Un coro parroquial como el que canta en Medjugorje no es simplemente un coro de voces e instrumentos que se empastan para sonar armónicas. Pues la alabanza a Dios, su glorificación por medio de la música se desenvuelve en el orden del Espíritu. Y por lo tanto, los cantos que se elevan al Altísimo aparecen tocados por la gracia de las gracias. Las notas musicales, los arpegios, los graves, los agudos, el tono o la frecuencia que se ejecutan acontecen ungidos por el Amor de Dios. De modo que la música desemboca en los oídos de unos y otros como el cauce de un río sobre las tierras resecas de este mundo reseco. El canto riega entonces los corazones secos de los desamparados, que somos todos nosotros, acostumbrados como estamos, a la vida egoísta, a los resentimientos cotidianos, o a esa clase de envidias que entretejen nuestras vidas, y casi nunca somos capaces de ver.

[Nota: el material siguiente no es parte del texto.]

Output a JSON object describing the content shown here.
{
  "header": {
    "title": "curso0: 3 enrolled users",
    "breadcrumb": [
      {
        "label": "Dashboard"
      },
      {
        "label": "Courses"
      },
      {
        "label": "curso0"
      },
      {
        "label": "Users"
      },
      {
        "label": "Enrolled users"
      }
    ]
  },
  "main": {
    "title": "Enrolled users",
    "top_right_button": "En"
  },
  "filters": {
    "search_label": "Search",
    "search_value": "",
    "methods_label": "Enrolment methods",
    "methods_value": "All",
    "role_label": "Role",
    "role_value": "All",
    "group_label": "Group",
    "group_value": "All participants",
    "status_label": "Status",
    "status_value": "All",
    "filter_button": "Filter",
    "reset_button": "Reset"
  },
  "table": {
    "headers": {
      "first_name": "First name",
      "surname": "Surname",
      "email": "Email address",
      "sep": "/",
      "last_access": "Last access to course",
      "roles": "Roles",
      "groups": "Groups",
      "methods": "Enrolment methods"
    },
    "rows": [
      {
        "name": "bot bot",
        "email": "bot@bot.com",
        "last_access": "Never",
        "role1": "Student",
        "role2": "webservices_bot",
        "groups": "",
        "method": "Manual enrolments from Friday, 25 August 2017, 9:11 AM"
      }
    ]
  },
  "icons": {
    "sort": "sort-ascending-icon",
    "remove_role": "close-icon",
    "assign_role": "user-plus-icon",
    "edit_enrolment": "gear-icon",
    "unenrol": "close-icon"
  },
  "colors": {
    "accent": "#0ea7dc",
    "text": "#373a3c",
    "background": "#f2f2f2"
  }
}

Cuentan las Sagradas Escrituras que el Rey Saúl reclamaba a menudo la presencia de David solo para escuchar como tocaba el arpa (Cf. 1 Sam 16: 22-23). La melodía hermosa que brotaba de sus manos le sosegaba el alma. Su pobre alma atribulada, crispada y atormentada encontraba la calma en esa música. David era la medicina de Saúl. Por todos es conocida esa virtud que tiene la música de calmar los ánimos más desabridos y los temperamentos más irascibles. Así nos lo recuerda también el refranero popular cuando dice eso de que la música amansa a las fieras. Es verdad. Pero no hay que olvidar que si la música del mundo pacifica el estado del alma, qué no será cuando la música procede del Espíritu. Con más razón.

Los monjes por ejemplo que se entregan al canto Gregoriano en sus monasterios tienen una manera muy particular de referirse a ciertos signos musicales que utilizan en sus partituras: lo llaman “Neumas” y marcan el desarrollo melódico del canto que se quiere entonar. Esta palabra proviene del antiguo Griego y significa “Espíritu, soplo, respiración”. Creo que no se podía haber elegido una palabra mejor para indicar además un aspecto sustancial que tiene, en general, la música religiosa, que es el de transmitir el Espíritu de Dios.

Basta escuchar esas canciones tan sonadas del coro de Medjugorje: “Grazia Gesú”, “Veni Sancte Spíritus”, “Dona la pace” o “Gesú” para entender, o mejor dicho, para sentir, lo que es una canción ungida por el Espíritu de Dios. Es otra cosa. La sencillez de las letras, el pausado desarrollo melódico de la pieza, el canto interpretado por esa voz tan característica del cantante (que todavía no sé a quién es), unido a  las templadas notas de la guitarra, y a las dulces frases que brotan del violín de Melinda Dumitrescu hacen del total una melosa caricia al corazón de parte de Dios. ¿Cuántos corazones no se habrán conmovido escuchando estas canciones, cuántas lágrimas derramadas y cuántas conversiones no se habrán dado a través de ellas?

No estaría de más llevar a rastras a nuestras sociedades contemporáneas, y exponerlas un poco a estos cantos ungidos del Espíritu. Tenemos que sanar porque en el fondo, todos somos como Saúl, y cómo él estamos necesitados de un David que venga a interpretar un canto con el arpa de diez cuerdas. ¡Necesitamos un concierto!. El Señor, prefigurado en David, sólo nos pide un poco de paciencia, que pongamos un poco de nuestra parte, que escuchemos: él viene a visitarnos con el arpa de los diez mandamientos, y vive ejecutando el gran concierto de la santidad. La creación entera está cantando. Y como decía el Señor al concluir algunas de sus enseñanzas magistrales: “el que tenga oídos que oiga”.